(Paris) Des éclairs de lumière venus de très loin, d’une énergie si intense qu’ils peuvent traverser des milliards d’années-lumière : les sursauts gamma sont de précieux témoins des premiers âges de l’Univers, mais les astronomes peinent à les observer tant ils sont fugaces.

La mission franco-chinoise SVOM (Space-based multi-band astronomical Variable Objects Monitor) s’apprête à explorer ces phénomènes extrêmes du cosmos, toujours mystérieux plus de 50 ans après leur découverte.  

Le satellite de 930 kilos et ses quatre instruments embarqués (deux chinois, deux français) s’envolera samedi à bord d’une fusée chinoise Longue Marche 2-C depuis la base spatiale de Xichang (sud-ouest de la Chine).

Chen Lan, spécialiste du programme spatial chinois, a salué auprès de l’AFP la « signification politique » de cette mission, « dans une période plutôt sombre des relations entre la Chine et l’Occident, qui montre que la coopération scientifique peut se poursuivre malgré les difficultés ».

Placé en orbite terrestre à 625 kilomètres d’altitude, SVOM aura pour tâche d’identifier la source des sursauts gamma, des bouffées de rayonnement d’une luminosité colossale qui sont détectées chaque jour dans le ciel.

« L’enquête a démarré en pleine guerre froide », raconte Bertrand Cordier, responsable scientifique de la contribution française à SVOM.

C’était en 1967, quand des satellites américains destinés à surveiller des essais nucléaires observèrent un bref éclair émettant en rayons gamma – les ondes les plus énergétiques du spectre électromagnétique, qui sont produites par la désintégration d’éléments radioactifs.

Ils pensaient avoir affaire à une explosion nucléaire venue de la Terre, avant de comprendre qu’elle venait de l’espace.

Bertrand Cordier, responsable scientifique de la contribution française à SVOM

Au début des années 1970, le dossier entre dans le domaine scientifique et « depuis, on essaie de comprendre l’origine de ces phénomènes », a expliqué ce chercheur au CEA (Commissariat à l’énergie atomique), lors d’une présentation des instruments français de SVOM à la presse.

Plusieurs missions spatiales, dont le télescope américain Swift, ont permis de cerner ces évènements imprévisibles.

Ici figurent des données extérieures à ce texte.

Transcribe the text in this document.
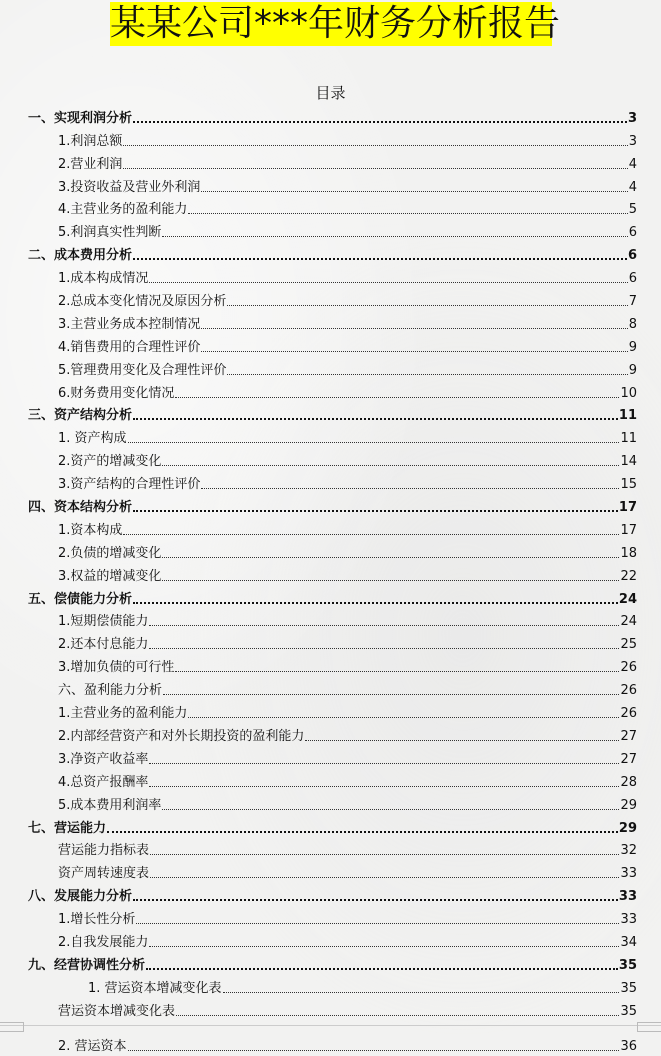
某某公司***年财务分析报告
目录
一、实现利润分析	3
1.利润总额	3
2.营业利润	4
3.投资收益及营业外利润	4
4.主营业务的盈利能力	5
5.利润真实性判断	6
二、成本费用分析	6
1.成本构成情况	6
2.总成本变化情况及原因分析	7
3.主营业务成本控制情况	8
4.销售费用的合理性评价	9
5.管理费用变化及合理性评价	9
6.财务费用变化情况	10
三、资产结构分析	11
1. 资产构成	11
2.资产的增减变化	14
3.资产结构的合理性评价	15
四、资本结构分析	17
1.资本构成	17
2.负债的增减变化	18
3.权益的增减变化	22
五、偿债能力分析	24
1.短期偿债能力	24
2.还本付息能力	25
3.增加负债的可行性	26
六、盈利能力分析	26
1.主营业务的盈利能力	26
2.内部经营资产和对外长期投资的盈利能力	27
3.净资产收益率	27
4.总资产报酬率	28
5.成本费用利润率	29
七、营运能力	29
营运能力指标表	32
资产周转速度表	33
八、发展能力分析	33
1.增长性分析	33
2.自我发展能力	34
九、经营协调性分析	35
1. 营运资本增减变化表	35
营运资本增减变化表	35
2. 营运资本	36
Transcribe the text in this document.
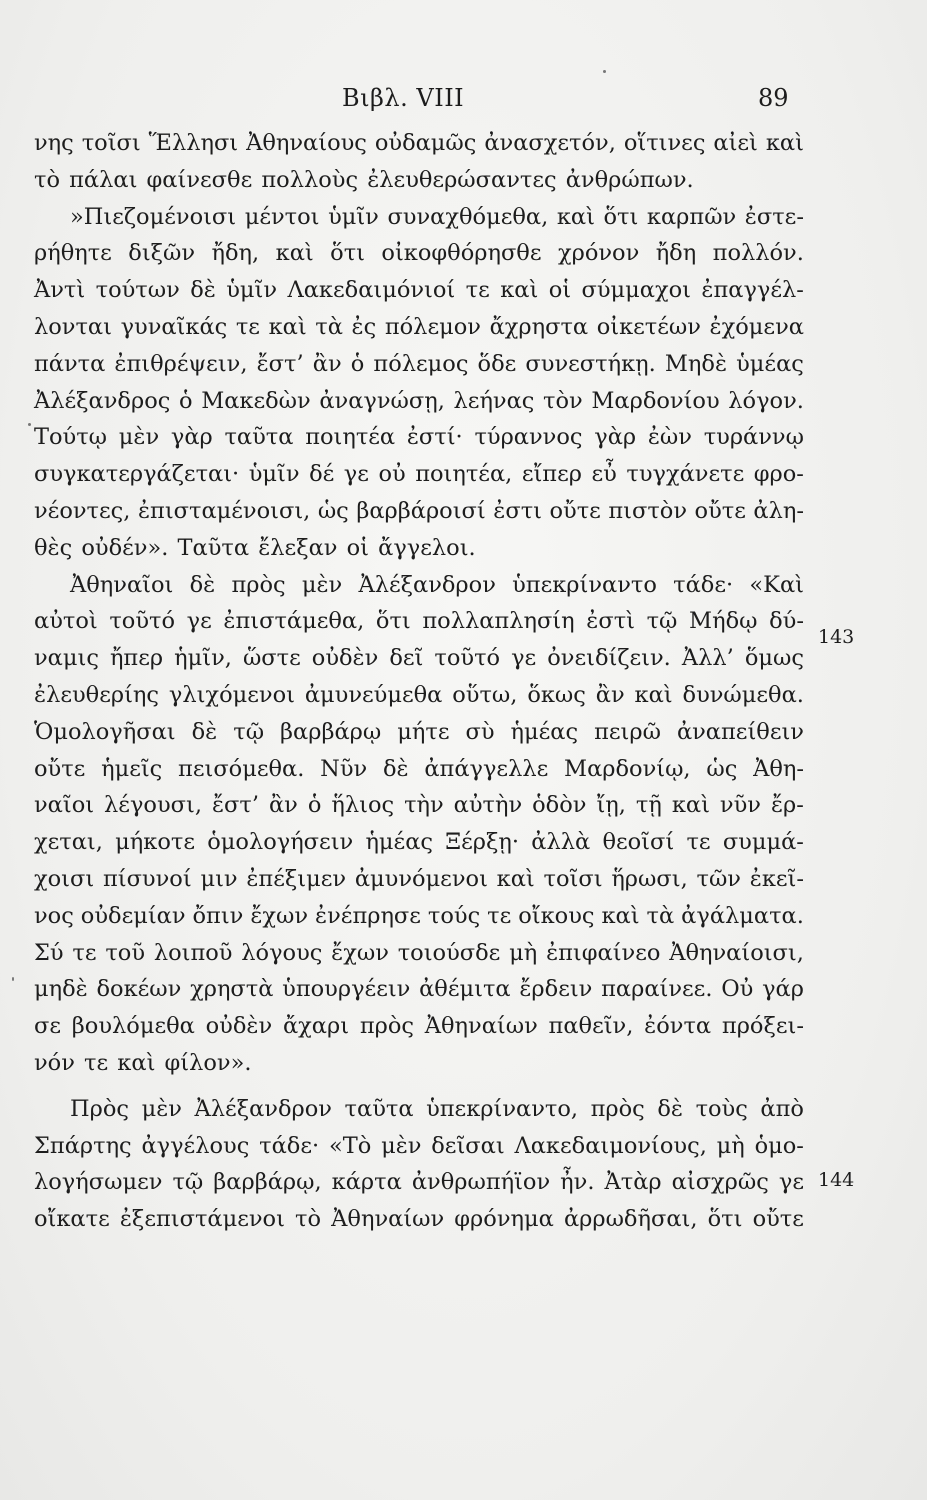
Βιβλ. VIII	89
νης τοῖσι Ἕλλησι Ἀθηναίους οὐδαμῶς ἀνασχετόν, οἵτινες αἰεὶ καὶ
τὸ πάλαι φαίνεσθε πολλοὺς ἐλευθερώσαντες ἀνθρώπων.
»Πιεζομένοισι μέντοι ὑμῖν συναχθόμεθα, καὶ ὅτι καρπῶν ἐστε-
ρήθητε διξῶν ἤδη, καὶ ὅτι οἰκοφθόρησθε χρόνον ἤδη πολλόν.
Ἀντὶ τούτων δὲ ὑμῖν Λακεδαιμόνιοί τε καὶ οἱ σύμμαχοι ἐπαγγέλ-
λονται γυναῖκάς τε καὶ τὰ ἐς πόλεμον ἄχρηστα οἰκετέων ἐχόμενα
πάντα ἐπιθρέψειν, ἔστ’ ἂν ὁ πόλεμος ὅδε συνεστήκῃ. Μηδὲ ὑμέας
Ἀλέξανδρος ὁ Μακεδὼν ἀναγνώσῃ, λεήνας τὸν Μαρδονίου λόγον.
Τούτῳ μὲν γὰρ ταῦτα ποιητέα ἐστί· τύραννος γὰρ ἐὼν τυράννῳ
συγκατεργάζεται· ὑμῖν δέ γε οὐ ποιητέα, εἴπερ εὖ τυγχάνετε φρο-
νέοντες, ἐπισταμένοισι, ὡς βαρβάροισί ἐστι οὔτε πιστὸν οὔτε ἀλη-
θὲς οὐδέν». Ταῦτα ἔλεξαν οἱ ἄγγελοι.
Ἀθηναῖοι δὲ πρὸς μὲν Ἀλέξανδρον ὑπεκρίναντο τάδε· «Καὶ
αὐτοὶ τοῦτό γε ἐπιστάμεθα, ὅτι πολλαπλησίη ἐστὶ τῷ Μήδῳ δύ-
ναμις ἤπερ ἡμῖν, ὥστε οὐδὲν δεῖ τοῦτό γε ὀνειδίζειν. Ἀλλ’ ὅμως
ἐλευθερίης γλιχόμενοι ἀμυνεύμεθα οὕτω, ὅκως ἂν καὶ δυνώμεθα.
Ὁμολογῆσαι δὲ τῷ βαρβάρῳ μήτε σὺ ἡμέας πειρῶ ἀναπείθειν
οὔτε ἡμεῖς πεισόμεθα. Νῦν δὲ ἀπάγγελλε Μαρδονίῳ, ὡς Ἀθη-
ναῖοι λέγουσι, ἔστ’ ἂν ὁ ἥλιος τὴν αὐτὴν ὁδὸν ἴῃ, τῇ καὶ νῦν ἔρ-
χεται, μήκοτε ὁμολογήσειν ἡμέας Ξέρξῃ· ἀλλὰ θεοῖσί τε συμμά-
χοισι πίσυνοί μιν ἐπέξιμεν ἀμυνόμενοι καὶ τοῖσι ἥρωσι, τῶν ἐκεῖ-
νος οὐδεμίαν ὄπιν ἔχων ἐνέπρησε τούς τε οἴκους καὶ τὰ ἀγάλματα.
Σύ τε τοῦ λοιποῦ λόγους ἔχων τοιούσδε μὴ ἐπιφαίνεο Ἀθηναίοισι,
μηδὲ δοκέων χρηστὰ ὑπουργέειν ἀθέμιτα ἔρδειν παραίνεε. Οὐ γάρ
σε βουλόμεθα οὐδὲν ἄχαρι πρὸς Ἀθηναίων παθεῖν, ἐόντα πρόξει-
νόν τε καὶ φίλον».
Πρὸς μὲν Ἀλέξανδρον ταῦτα ὑπεκρίναντο, πρὸς δὲ τοὺς ἀπὸ
Σπάρτης ἀγγέλους τάδε· «Τὸ μὲν δεῖσαι Λακεδαιμονίους, μὴ ὁμο-
λογήσωμεν τῷ βαρβάρῳ, κάρτα ἀνθρωπήϊον ἦν. Ἀτὰρ αἰσχρῶς γε
οἴκατε ἐξεπιστάμενοι τὸ Ἀθηναίων φρόνημα ἀρρωδῆσαι, ὅτι οὔτε
143
144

Il y a d’abord l’émission d’un flash lumineux dit prompt, en rayons gamma, durant entre une fraction de seconde et quelques dizaines de secondes.  

« Course contre la montre »

S’en suit une émission « rémanente » de rayons X, pouvant durer quelques heures, et qui « traverse tout l’Univers pour parvenir jusqu’à nous », détaille Susanna Vergani, directrice de recherche CNRS à l’Observatoire de Paris-PSL.

Les flashs courts semblent issus de la fusion d’objets compacts, soit de deux étoiles à neutrons, soit d’une étoile à neutrons avec un trou noir.  

Les flashs longs, eux, tireraient leur origine de l’explosion des toutes premières étoiles massives, bien plus grosses que le Soleil : une population spécifique d’étoiles nées aux débuts du cosmos, qui meurent violemment après une courte vie.  

Le sursaut le plus lointain identifié à ce jour s’est produit 630 millions d’années seulement après le Big Bang, soit 5 % de l’âge actuel de l’Univers.

Ce sont donc de précieux outils pour « sonder l’Univers lointain », notamment le processus chimique, méconnu, par lequel sont apparues les premières étoiles, décrypte Susanna Vergani.

Ces sursauts ont aussi l’avantage de porter l’empreinte des nuages de gaz qu’ils ont traversés au cours des différents âges de l’Univers, autant de marqueurs de son histoire.

La Voie lactée étant trop vieille pour les enfanter, la probabilité qu’un tel sursaut gamma nous arrive dessus « est extrêmement faible », note Bertrand Cordier, ajoutant que l’atmosphère terrestre y ferait écran le cas échéant.  

Aujourd’hui la principale difficulté consiste à localiser ces phénomènes. L’instrument français ECLAIRs du satellite est pour cela équipé d’un masque codé, une plaque métallique percée de trous qui lorsqu’elle est illuminée par une source de rayons gamma, permet de reconstituer sa direction.

L’extrême brièveté de ces phénomènes engagera les scientifiques dans une course contre la montre pour collecter à temps les informations.

Dès que SVOM aura détecté un sursaut, il enverra une alerte à une équipe de scientifiques d’astreinte 24 heures sur 24. En moins de cinq minutes, ils devront déclencher un réseau de télescope au sol qui s’aligneront précisément dans l’axe de la source du sursaut, pour des observations plus approfondies.